CF1900B.Laura and Operations

Laura is a girl who does not like combinatorics. Nemanja will try to convince her otherwise.

Nemanja wrote some digits on the board. All of them are either $1$ , $2$ , or $3$ . The number of digits $1$ is $a$ . The number of digits $2$ is $b$ and the number of digits $3$ is $c$ . He told Laura that in one operation she can do the following:

• Select two different digits and erase them from the board. After that, write the digit ( $1$ , $2$ , or $3$ ) different from both erased digits.

For example, let the digits be $1$ , $1$ , $1$ , $2$ , $3$ , $3$ . She can choose digits $1$ and $3$ and erase them. Then the board will look like this $1$ , $1$ , $2$ , $3$ . After that, she has to write another digit $2$ , so at the end of the operation, the board will look like $1$ , $1$ , $2$ , $3$ , $2$ .
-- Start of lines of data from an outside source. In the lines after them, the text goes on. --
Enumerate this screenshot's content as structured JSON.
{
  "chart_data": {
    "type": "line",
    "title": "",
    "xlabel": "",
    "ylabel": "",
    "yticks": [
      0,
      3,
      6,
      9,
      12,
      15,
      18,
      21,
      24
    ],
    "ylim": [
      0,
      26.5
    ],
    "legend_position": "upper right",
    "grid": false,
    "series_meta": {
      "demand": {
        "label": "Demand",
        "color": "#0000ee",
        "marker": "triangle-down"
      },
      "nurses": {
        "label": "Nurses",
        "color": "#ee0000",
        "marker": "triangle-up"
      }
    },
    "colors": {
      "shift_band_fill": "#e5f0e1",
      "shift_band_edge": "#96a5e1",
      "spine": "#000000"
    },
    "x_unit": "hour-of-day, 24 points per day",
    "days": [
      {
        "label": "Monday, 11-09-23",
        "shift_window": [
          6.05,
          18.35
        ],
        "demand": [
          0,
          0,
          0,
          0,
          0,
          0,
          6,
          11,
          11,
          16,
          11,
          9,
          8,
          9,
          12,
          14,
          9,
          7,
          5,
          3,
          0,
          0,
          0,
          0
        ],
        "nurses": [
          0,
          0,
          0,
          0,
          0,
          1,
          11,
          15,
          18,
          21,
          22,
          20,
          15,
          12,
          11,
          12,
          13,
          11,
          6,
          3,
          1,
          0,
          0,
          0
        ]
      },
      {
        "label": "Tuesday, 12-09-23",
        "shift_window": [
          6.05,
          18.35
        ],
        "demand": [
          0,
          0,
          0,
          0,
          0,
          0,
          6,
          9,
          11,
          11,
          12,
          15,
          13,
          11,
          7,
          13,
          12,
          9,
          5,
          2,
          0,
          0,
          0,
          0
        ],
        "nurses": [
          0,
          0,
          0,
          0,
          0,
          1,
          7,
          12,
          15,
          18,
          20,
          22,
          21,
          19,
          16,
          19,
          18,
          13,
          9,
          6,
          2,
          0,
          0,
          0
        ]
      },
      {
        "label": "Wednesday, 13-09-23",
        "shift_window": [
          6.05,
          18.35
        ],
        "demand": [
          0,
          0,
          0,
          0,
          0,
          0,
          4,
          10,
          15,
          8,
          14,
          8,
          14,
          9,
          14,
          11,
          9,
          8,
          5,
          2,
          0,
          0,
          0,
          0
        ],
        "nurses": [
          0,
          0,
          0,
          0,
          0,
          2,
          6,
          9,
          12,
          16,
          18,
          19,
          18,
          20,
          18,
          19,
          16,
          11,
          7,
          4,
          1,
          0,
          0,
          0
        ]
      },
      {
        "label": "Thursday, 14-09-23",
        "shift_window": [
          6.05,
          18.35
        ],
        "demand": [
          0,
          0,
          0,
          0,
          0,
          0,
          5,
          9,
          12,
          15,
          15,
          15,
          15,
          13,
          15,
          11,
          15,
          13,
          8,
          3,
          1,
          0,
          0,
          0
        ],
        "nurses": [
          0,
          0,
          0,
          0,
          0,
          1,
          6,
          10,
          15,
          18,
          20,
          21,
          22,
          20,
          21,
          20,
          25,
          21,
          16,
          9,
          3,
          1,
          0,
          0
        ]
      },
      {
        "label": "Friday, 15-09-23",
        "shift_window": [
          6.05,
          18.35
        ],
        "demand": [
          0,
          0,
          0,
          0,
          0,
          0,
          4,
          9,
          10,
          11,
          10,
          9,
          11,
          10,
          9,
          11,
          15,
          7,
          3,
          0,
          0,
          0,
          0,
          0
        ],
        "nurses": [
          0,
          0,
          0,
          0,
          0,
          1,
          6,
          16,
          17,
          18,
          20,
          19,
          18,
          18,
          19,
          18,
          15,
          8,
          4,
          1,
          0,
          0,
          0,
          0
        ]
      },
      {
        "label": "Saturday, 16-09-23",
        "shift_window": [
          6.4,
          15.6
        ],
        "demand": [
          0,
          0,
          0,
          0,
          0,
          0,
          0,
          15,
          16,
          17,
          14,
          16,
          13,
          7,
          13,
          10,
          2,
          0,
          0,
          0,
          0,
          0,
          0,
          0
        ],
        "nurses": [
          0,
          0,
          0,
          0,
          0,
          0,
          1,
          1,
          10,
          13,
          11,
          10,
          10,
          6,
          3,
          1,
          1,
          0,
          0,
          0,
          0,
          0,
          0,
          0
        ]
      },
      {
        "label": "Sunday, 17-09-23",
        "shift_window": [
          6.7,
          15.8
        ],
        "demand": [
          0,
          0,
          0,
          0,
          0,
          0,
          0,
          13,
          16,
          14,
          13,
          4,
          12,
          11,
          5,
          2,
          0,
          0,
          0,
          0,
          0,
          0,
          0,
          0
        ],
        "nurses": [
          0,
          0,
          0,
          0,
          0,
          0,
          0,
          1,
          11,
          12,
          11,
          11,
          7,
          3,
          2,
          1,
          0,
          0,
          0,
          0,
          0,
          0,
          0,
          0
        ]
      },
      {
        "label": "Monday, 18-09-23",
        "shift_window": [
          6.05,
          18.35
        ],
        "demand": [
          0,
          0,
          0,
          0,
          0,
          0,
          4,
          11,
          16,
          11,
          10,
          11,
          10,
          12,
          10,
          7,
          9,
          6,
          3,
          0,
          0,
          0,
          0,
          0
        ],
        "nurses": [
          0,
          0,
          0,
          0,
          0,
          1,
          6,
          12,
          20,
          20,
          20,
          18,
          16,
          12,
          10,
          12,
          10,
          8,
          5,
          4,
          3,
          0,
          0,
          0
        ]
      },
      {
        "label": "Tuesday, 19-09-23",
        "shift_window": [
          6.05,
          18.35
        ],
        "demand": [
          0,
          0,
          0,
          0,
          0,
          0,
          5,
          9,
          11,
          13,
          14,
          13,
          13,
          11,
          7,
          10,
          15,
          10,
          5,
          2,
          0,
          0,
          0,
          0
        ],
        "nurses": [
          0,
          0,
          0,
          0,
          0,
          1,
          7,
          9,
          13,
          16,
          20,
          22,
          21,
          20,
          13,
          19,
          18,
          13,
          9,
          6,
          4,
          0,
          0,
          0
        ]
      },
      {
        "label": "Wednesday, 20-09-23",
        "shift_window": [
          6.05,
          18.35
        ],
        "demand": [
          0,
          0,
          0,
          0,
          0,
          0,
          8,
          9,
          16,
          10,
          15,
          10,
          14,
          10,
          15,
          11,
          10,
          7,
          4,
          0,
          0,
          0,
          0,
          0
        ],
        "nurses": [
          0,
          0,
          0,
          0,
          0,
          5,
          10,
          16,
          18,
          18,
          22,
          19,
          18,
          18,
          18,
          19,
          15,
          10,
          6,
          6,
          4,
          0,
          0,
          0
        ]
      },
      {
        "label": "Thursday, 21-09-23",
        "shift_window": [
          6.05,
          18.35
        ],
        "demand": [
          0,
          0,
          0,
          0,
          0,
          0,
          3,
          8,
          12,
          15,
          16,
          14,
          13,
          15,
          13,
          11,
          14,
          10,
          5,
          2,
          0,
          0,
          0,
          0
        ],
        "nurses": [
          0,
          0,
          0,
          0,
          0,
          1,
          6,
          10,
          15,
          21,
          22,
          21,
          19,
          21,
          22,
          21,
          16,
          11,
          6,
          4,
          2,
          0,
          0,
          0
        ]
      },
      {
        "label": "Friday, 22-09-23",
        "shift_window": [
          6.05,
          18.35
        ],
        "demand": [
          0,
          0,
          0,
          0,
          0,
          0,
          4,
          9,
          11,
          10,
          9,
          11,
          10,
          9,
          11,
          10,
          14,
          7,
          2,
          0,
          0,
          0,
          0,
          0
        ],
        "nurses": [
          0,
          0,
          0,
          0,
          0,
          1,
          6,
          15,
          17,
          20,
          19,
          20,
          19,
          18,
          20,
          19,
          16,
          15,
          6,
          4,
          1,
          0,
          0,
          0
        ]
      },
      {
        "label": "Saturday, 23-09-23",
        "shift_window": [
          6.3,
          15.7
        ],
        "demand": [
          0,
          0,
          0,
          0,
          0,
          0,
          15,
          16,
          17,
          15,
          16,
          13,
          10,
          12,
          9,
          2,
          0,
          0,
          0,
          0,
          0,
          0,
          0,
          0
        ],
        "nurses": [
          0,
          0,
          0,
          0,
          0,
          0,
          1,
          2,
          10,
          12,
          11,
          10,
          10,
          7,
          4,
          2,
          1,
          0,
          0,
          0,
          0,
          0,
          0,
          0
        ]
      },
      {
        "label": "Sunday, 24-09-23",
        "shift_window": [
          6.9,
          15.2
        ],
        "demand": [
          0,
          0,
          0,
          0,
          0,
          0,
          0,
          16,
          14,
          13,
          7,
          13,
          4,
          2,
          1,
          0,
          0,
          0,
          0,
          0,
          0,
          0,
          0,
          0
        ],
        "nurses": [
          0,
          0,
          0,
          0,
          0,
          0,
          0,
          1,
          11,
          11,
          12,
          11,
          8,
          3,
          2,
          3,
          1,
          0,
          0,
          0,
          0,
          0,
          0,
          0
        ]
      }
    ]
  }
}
Nemanja asked her whether it was possible for only digits of one type to remain written on the board after some operations. If so, which digits can they be?

Laura was unable to solve this problem and asked you for help. As an award for helping her, she will convince Nemanja to give you some points.

Each test contains multiple test cases. The first line contains the number of test cases $t$ ( $1 \le t \le 10^5$ ). The description of the test cases follows.

The first and only line of each test case contains three integers $a$ , $b$ , $c$ ( $1 \le a, b, c \le 100$ ) — the number of ones, number of twos, and number of threes, respectively.

For each test case, output one line containing $3$ integers.

The first one should be $1$ if it is possible that after some operations only digits $1$ remain on the board, and $0$ otherwise.

Similarly, the second one should be $1$ if it is possible that after some operations only digits $2$ remain on the board, and $0$ otherwise.

Similarly, the third one should be $1$ if it is possible that after some operations only digits $3$ remain on the board, and $0$ otherwise.

In the first test case, Laura can remove digits $2$ and $3$ and write digit $1$ . After that, the board will have $2$ digits $1$ . She can make it have only digits $2$ or $3$ left by performing a similar operation.

In the second test case, she can remove digits $1$ and $3$ and write a digit $2$ . After performing that operation $2$ times, the board will have only digits $2$ left. It can be proven that there is no way to have only digits $1$ or only digits $3$ left.

In the third test case, there is a sequence of operations that leaves only digits $1$ on the board. It can be proven that there is no way to have only digits $2$ or only digits $3$ left.